In my K8S workloads, I implement Readiness probe and Liveness probe for pods health check.

I'm wondering that should I set the interval (periodSeconds) as low as 1 sec, as it will consume more resources, right?

Is there best practices when doing the pod health check?

Firstly, it is important to understand the difference between Liveness and Readiness. The tl;dr is: Liveness is about whether K8s should kill and restart the container, Readiness is about whether the container is able to accept requests. It is likely that you want different parameters for both.

Whether K8s takes any action based on the outcome of the probe depends on the failureThreshold. This is the number of times in a row the probe has to fail before K8s does something. If you combine this with periodSeconds you can tune the sensitivity of your probes.

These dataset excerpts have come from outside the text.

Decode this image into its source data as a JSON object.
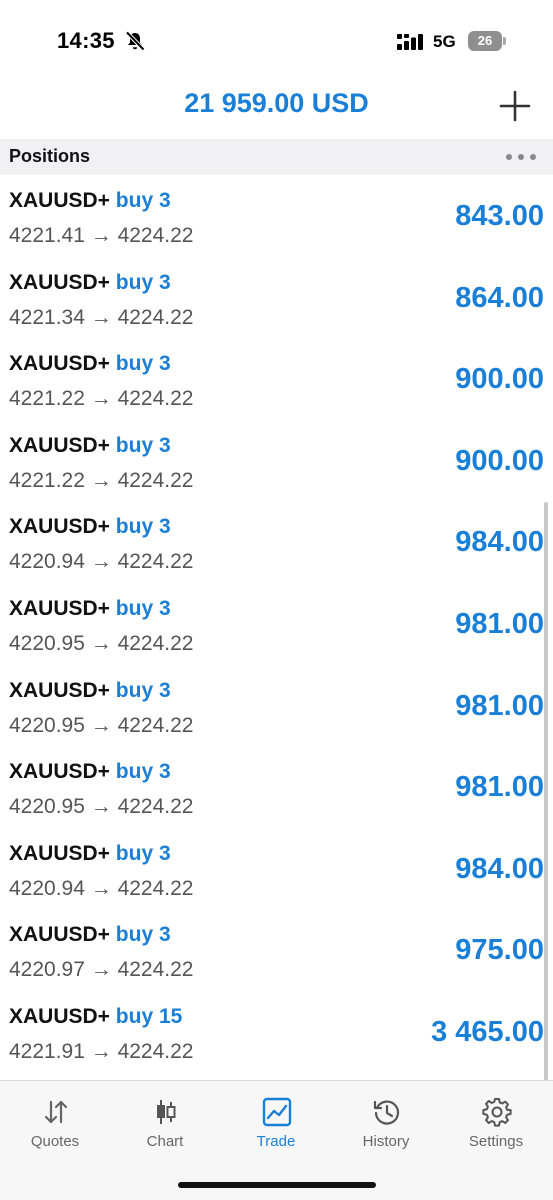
{
  "status_bar": {
    "time": "14:35",
    "network": "5G",
    "battery": "26"
  },
  "header": {
    "balance": "21 959.00 USD"
  },
  "section": {
    "title": "Positions"
  },
  "positions": [
    {
      "symbol": "XAUUSD+",
      "type": "buy 3",
      "prices": "4221.41 → 4224.22",
      "profit": "843.00"
    },
    {
      "symbol": "XAUUSD+",
      "type": "buy 3",
      "prices": "4221.34 → 4224.22",
      "profit": "864.00"
    },
    {
      "symbol": "XAUUSD+",
      "type": "buy 3",
      "prices": "4221.22 → 4224.22",
      "profit": "900.00"
    },
    {
      "symbol": "XAUUSD+",
      "type": "buy 3",
      "prices": "4221.22 → 4224.22",
      "profit": "900.00"
    },
    {
      "symbol": "XAUUSD+",
      "type": "buy 3",
      "prices": "4220.94 → 4224.22",
      "profit": "984.00"
    },
    {
      "symbol": "XAUUSD+",
      "type": "buy 3",
      "prices": "4220.95 → 4224.22",
      "profit": "981.00"
    },
    {
      "symbol": "XAUUSD+",
      "type": "buy 3",
      "prices": "4220.95 → 4224.22",
      "profit": "981.00"
    },
    {
      "symbol": "XAUUSD+",
      "type": "buy 3",
      "prices": "4220.95 → 4224.22",
      "profit": "981.00"
    },
    {
      "symbol": "XAUUSD+",
      "type": "buy 3",
      "prices": "4220.94 → 4224.22",
      "profit": "984.00"
    },
    {
      "symbol": "XAUUSD+",
      "type": "buy 3",
      "prices": "4220.97 → 4224.22",
      "profit": "975.00"
    },
    {
      "symbol": "XAUUSD+",
      "type": "buy 15",
      "prices": "4221.91 → 4224.22",
      "profit": "3 465.00"
    }
  ],
  "tabs": [
    {
      "label": "Quotes",
      "icon": "quotes-arrows-icon",
      "active": false
    },
    {
      "label": "Chart",
      "icon": "candlestick-icon",
      "active": false
    },
    {
      "label": "Trade",
      "icon": "trade-chart-icon",
      "active": true
    },
    {
      "label": "History",
      "icon": "history-clock-icon",
      "active": false
    },
    {
      "label": "Settings",
      "icon": "gear-icon",
      "active": false
    }
  ],
  "colors": {
    "accent": "#1a7fd6",
    "section_background": "#f1f1f3",
    "inactive_tab": "#666666"
  }
}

In general you want to balance:

  • the time it takes K8s to take action with how quickly your service can be expected to recover based on the probe
  • the "cost" of the probes. For example if your Readiness probe connects to a database, then you are adding 1 Query Per Second (QPS) load to your database per replica (With 100 replicas, you would be generating 100QPS just through probes!)
  • the reliability of your probe, also known as "flakiness". What is the false negative rate - i.e what proportion of the time the probe reports failed but the service is actually running with in expected performance rates

Here is one way of thinking about it:

  • Work out how long your service can be in the failed state before K8s should take action. This should be based on how long it would take to recover (e.g. restart in the case of Liveness)
  • If a probe is "expensive", have a longer periodSeconds and smaller failureThreshold
  • If a probe is "flaky" (i.e. occasionally reports failed and then reports working very quickly afterwards) have a shorter periodSeconds and larger failureThreashold.